@AnkaraBeyfendi, 5 yıl evvel Yunus Emin Atak, Caner Biçer ve Abdurrahman Yılmaz isimli üç çocukluk arkadaşı tarafından kuruldu.
Sosyal medyada Ankara’yı tanıtan mizahi paylaşımları dikkat çeken @AnkaraBeyfendi hangi fikirle kuruldu, hangi maksatla var, paylaşımlarında en çok nelere dikkat ediyor, Yunus Emin Atak anlattı…
TABİRİ CAİZSE ANKARA SAVUNMASINI GÜLDÜREREK YAPMAYA ÇALIŞIYORUZ
– Yunus Emin Beyefendi, @AnkaraBeyfendi toplumsal medya hesaplarınız için konuşacağız. Ne vakit, nasıl kuruldu?
– Ankara Beyfendisi (@AnkaraBeyfendi) sayfasını 5 yıl evvel kurduk ve çocukluk arkadaşlarım Caner Biçer ve Abdurrahman Yılmaz ile birlikte yönetiyoruz. Caner ve Abdurrahman ile 22 yıllık bir dostluğumuz var. Birbirimizden ve Ankara’dan hiç kopmadık çok şükür. 5 yıl evvel de toplumsal medyada “Ankara” üzerine bir eksiklik olduğunu konuşurken “Ya biz niçin bu işe el atmıyoruz?” dedik ve bu türlü bir sayfa kurduk. Seviyoruz kentimizi ve sevilmesini de istiyoruz. Hatta yalnızca Ankara’yı ön planda tutmak için 100 bin takipçiye ulaşana kadar kim olduğumuzu dahi sakladık herkesten.
– Sayfanın emeli nedir, anlatır mısınız?
Açıkçası biraz evvel söylediğim üzere toplumsal medyada Ankara’yla ilgili bir eksiklik gördük. Daha açık söz edeyim, Ankara üzerinde berbat bir algı vardı. Denizi yok, tarihi yok, gezilecek bir yeri yok, memur kenti, gri kent ve soğuk kent üzere daima bir kötüleme yapılıyordu. Hatta beşerler da bundan önemli keyif alır hale gelmişti. Biz de Ankara’nın aslında o denli olmadığını anlatmak istedik. Her şeyden evvel Ankara’nın, Gazi Mustafa Kemal’in kenti ve Türkiye’nin kalbi olduğunu hatırlatmak istedik. Hem anlatmak hem eğlenmek de diyebiliriz. Zira tabiri caizse Ankara savunmasını güldürerek yapmaya çalışıyoruz. Kırmadan, dökmeden, kırmızıçizgilerimize dikkat ederek yaptığımız, kendimize has bir mizahımız var.
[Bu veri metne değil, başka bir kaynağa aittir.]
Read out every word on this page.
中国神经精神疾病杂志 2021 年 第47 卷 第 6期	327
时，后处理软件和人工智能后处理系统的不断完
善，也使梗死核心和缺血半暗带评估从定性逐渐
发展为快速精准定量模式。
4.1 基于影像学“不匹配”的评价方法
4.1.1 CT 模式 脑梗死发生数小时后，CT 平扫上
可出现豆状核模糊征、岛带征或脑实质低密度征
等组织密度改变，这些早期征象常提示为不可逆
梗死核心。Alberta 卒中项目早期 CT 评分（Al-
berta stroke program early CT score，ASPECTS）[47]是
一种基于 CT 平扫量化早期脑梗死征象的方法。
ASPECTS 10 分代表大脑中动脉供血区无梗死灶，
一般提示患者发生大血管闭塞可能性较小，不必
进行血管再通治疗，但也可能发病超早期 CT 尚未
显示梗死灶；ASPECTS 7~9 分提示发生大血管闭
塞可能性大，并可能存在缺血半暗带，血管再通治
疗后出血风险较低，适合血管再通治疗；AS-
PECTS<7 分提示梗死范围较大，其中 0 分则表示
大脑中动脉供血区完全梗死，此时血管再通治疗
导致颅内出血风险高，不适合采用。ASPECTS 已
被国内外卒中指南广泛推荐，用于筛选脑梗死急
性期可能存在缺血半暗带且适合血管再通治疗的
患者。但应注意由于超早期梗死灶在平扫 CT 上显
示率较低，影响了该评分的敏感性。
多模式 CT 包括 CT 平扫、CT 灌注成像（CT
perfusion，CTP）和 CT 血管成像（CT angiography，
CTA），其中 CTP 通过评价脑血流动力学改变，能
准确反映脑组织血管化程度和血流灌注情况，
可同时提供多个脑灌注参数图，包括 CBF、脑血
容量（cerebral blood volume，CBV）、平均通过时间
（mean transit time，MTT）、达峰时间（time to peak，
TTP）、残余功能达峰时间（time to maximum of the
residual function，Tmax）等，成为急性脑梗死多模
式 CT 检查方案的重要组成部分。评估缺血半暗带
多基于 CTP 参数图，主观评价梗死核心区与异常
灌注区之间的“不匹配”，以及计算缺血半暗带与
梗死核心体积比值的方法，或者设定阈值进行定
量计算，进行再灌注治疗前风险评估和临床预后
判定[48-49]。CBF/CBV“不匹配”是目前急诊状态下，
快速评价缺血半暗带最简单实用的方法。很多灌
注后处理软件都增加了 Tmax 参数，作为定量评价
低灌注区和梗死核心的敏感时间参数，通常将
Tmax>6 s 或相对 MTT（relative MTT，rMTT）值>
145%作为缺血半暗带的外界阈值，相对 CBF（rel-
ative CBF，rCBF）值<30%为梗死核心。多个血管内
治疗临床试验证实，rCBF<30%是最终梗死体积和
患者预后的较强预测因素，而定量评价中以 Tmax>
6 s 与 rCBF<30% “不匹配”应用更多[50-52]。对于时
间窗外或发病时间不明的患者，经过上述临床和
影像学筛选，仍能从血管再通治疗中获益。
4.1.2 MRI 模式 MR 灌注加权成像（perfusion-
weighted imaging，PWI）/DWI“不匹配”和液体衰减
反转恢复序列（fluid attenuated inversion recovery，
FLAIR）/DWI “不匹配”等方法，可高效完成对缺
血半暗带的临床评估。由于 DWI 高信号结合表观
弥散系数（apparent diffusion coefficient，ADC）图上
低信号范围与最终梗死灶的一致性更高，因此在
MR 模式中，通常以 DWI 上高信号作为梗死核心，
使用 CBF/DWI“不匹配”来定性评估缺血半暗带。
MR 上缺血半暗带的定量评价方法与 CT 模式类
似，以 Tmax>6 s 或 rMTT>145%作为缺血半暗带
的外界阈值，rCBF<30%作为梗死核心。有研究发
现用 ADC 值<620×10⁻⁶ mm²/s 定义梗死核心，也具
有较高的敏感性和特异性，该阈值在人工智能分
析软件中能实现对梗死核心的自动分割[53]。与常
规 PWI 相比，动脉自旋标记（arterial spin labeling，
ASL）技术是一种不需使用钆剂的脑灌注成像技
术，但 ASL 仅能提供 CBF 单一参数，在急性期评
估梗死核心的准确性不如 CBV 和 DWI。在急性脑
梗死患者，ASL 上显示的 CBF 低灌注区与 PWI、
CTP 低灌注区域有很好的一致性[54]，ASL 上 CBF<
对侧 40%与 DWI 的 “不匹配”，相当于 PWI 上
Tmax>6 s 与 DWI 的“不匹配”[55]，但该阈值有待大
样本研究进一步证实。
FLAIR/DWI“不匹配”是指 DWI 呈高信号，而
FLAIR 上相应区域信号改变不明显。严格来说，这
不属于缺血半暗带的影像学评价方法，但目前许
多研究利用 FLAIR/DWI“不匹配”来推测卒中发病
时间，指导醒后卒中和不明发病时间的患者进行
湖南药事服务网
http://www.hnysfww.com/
ANKARA’NIN PAVYONLA ANILMASINI İSTEMİYORUZ
– Neye nazaran paylaşım yapıyorsunuz pekala? Bahsettiğiniz kırmızıçizgileriniz nedir?
Biz öncelikle Ankara deyince insanların aklına birinci olarak sokulmak istenen pavyon muhabbetini bir kenara bırakıyoruz. Ankara’nın pavyon ile anılmasını istemiyoruz zira. Bir de malumunuz “Beyfendi” olduğumuzdan, küfür ve argo sözler muhakkak kullanmıyoruz. Ankara’yı bir ülkenin Başkenti’ne yakışır biçimde anlatmaya çalışıyoruz. Bu çizgiler doğrultusunda takipçilerimizi güldürebilmek ve Ankara’yı en âlâ halde tanıtabilmek için paylaşımlarımızı titizlikle seçiyoruz.
– Ankara ile özdeşleşen paylaşımlar olması mı kıymetli olan?
Paylaşımlarımızın büyük çoğunluğu Ankara içerikli elbette; ancak Ankara 80 ilin başşehri olduğu için 83 milyon vatandaşımızın hepsinin ilgisini çekiyor ve beğeniliyor. Daima şunu diyoruz: Ankara’ya kent yahut kent değil; başşehir diyeceksiniz, hatta Başşehir Beyefendi…
– Toplumsal medyada her alanda varsınız; lakin Instagram’da daha faalsiniz. Bunu toplumsal medya kullanımı açısından neye bağlıyorsunuz?
Aslında tümünde varız, var olmaya çalışıyoruz. Ama Instagram artık daha çok talep gören bir mecra, bu yüzden biz de orada daha çok aktifiz. Yoksa Twitter’de de hatırı sayılır bir takipçi kitlemiz var. Onları da ihmal etmiyoruz. Eşzamanlı olarak paylaşım yapmaya ihtimam gösteriyoruz. Artık kendimizi göstermeye başladığımızdan bu yana görüntüler da çekiyoruz, yakın vakitte Youtube kanalımızı da faal olarak kullanacağız.